If Lando said it we could assume he meant "we don't need a crazy Han Solo right now."
And Mon Mothma would have us assuming she meant "we don't need a crazy Jyn Erso right now."
It definitely would have been cool to have that extra layer of context to the dialogue. That said I still am fine with Dern's portrayal of Holdo and the fact that she was a brand new character. But yeah it definitely would have been cool to see how it would have played with someone else as well.
I just watched the scene again where she knocks Poe down to size.
It's a scene you have to watch raw, casting aside the hate and the Youtube analyses that this represents the film's message that 'women should be in control because men are hot-headed and careless'.
You have to cast that aside because the film doesn't play out that way.
But what I still see is this strong feminist woman going overboard against the brash male "flyboy". It's a depiction of toxic feminity vs. toxic masculinity, but I don't see that as the film's message. Instead, it's just one conflict among many that the characters have to overcome. It resolves itself through Holdo's sacrifice, just as Luke resolves his inner conflict through sacrifice.

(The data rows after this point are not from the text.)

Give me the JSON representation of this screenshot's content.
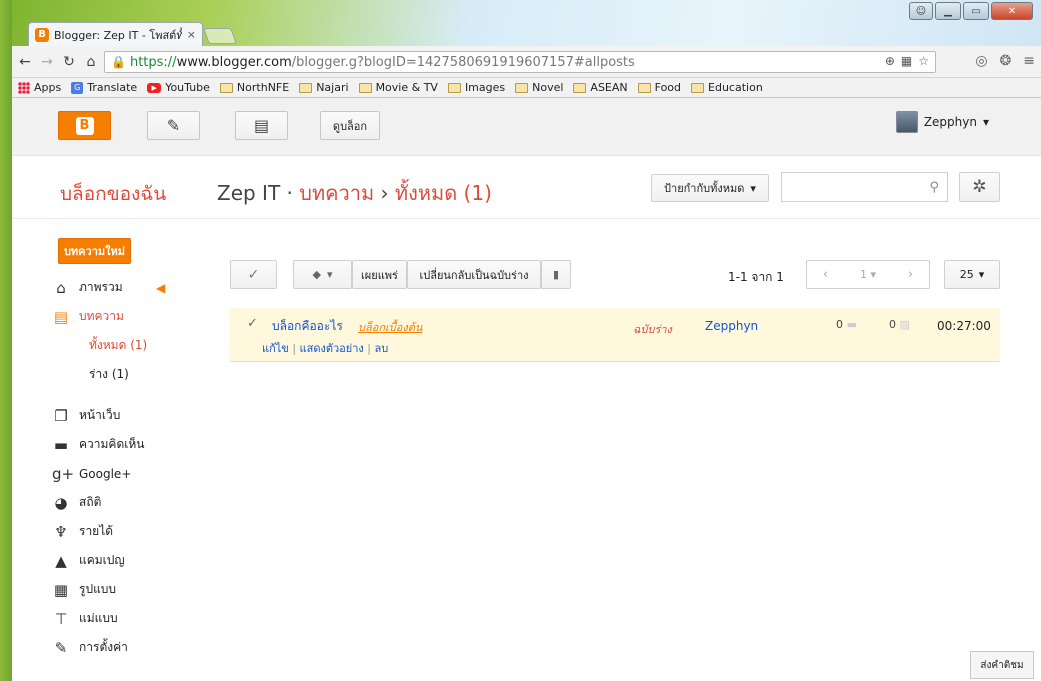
{
  "browser": {
    "tab_title": "Blogger: Zep IT - โพสต์ทั้งห",
    "tab_close": "×",
    "url_https": "https://",
    "url_host": "www.blogger.com",
    "url_path": "/blogger.g?blogID=1427580691919607157#allposts",
    "bookmarks": [
      "Apps",
      "Translate",
      "YouTube",
      "NorthNFE",
      "Najari",
      "Movie & TV",
      "Images",
      "Novel",
      "ASEAN",
      "Food",
      "Education"
    ]
  },
  "topbar": {
    "view_blog": "ดูบล็อก",
    "account_name": "Zepphyn"
  },
  "header": {
    "my_blogs": "บล็อกของฉัน",
    "blog_name": "Zep IT",
    "dot": " · ",
    "posts_link": "บทความ",
    "arrow": " › ",
    "all_count": "ทั้งหมด (1)",
    "labels_dropdown": "ป้ายกำกับทั้งหมด"
  },
  "sidebar": {
    "new_post": "บทความใหม่",
    "items": [
      {
        "label": "ภาพรวม",
        "icon": "home-icon"
      },
      {
        "label": "บทความ",
        "icon": "posts-icon"
      },
      {
        "label": "หน้าเว็บ",
        "icon": "pages-icon"
      },
      {
        "label": "ความคิดเห็น",
        "icon": "comments-icon"
      },
      {
        "label": "Google+",
        "icon": "google-plus-icon"
      },
      {
        "label": "สถิติ",
        "icon": "stats-icon"
      },
      {
        "label": "รายได้",
        "icon": "earnings-icon"
      },
      {
        "label": "แคมเปญ",
        "icon": "campaigns-icon"
      },
      {
        "label": "รูปแบบ",
        "icon": "layout-icon"
      },
      {
        "label": "แม่แบบ",
        "icon": "template-icon"
      },
      {
        "label": "การตั้งค่า",
        "icon": "settings-icon"
      }
    ],
    "sub_items": [
      "ทั้งหมด (1)",
      "ร่าง (1)"
    ]
  },
  "actions": {
    "publish": "เผยแพร่",
    "revert": "เปลี่ยนกลับเป็นฉบับร่าง",
    "pager_text": "1-1 จาก 1",
    "page_num": "1",
    "per_page": "25"
  },
  "posts": [
    {
      "title": "บล็อกคืออะไร",
      "label": "บล็อกเบื้องต้น",
      "edit": "แก้ไข",
      "preview": "แสดงตัวอย่าง",
      "delete": "ลบ",
      "status": "ฉบับร่าง",
      "author": "Zepphyn",
      "comments": "0",
      "views": "0",
      "time": "00:27:00"
    }
  ],
  "feedback": "ส่งคำติชม",
  "colors": {
    "accent": "#f57d00",
    "link": "#1155cc",
    "red": "#dd4b39",
    "row_bg": "#fff8dd"
  }
}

If the film was asserting an anti-male position why was Rey sent to bring Luke back with the aim of restoring the Jedi Order?
Rather, what we have is likely Kennedy's feminism guiding the empowerment of women in the story in order to bring about equality. But the film didn't do it well enough to impart that message to the casual viewer. It can come over as one-sided, whereas the film can be seen as representing different kinds (waves?) of feminism, before finally reaching a balance.
I refer to that balance as
meritocracy because it goes against the positive discrimination that would put a person (male or female of any race) into a position purely to satisfy that a set number of males or females of any race had been reached, regardless of their talent.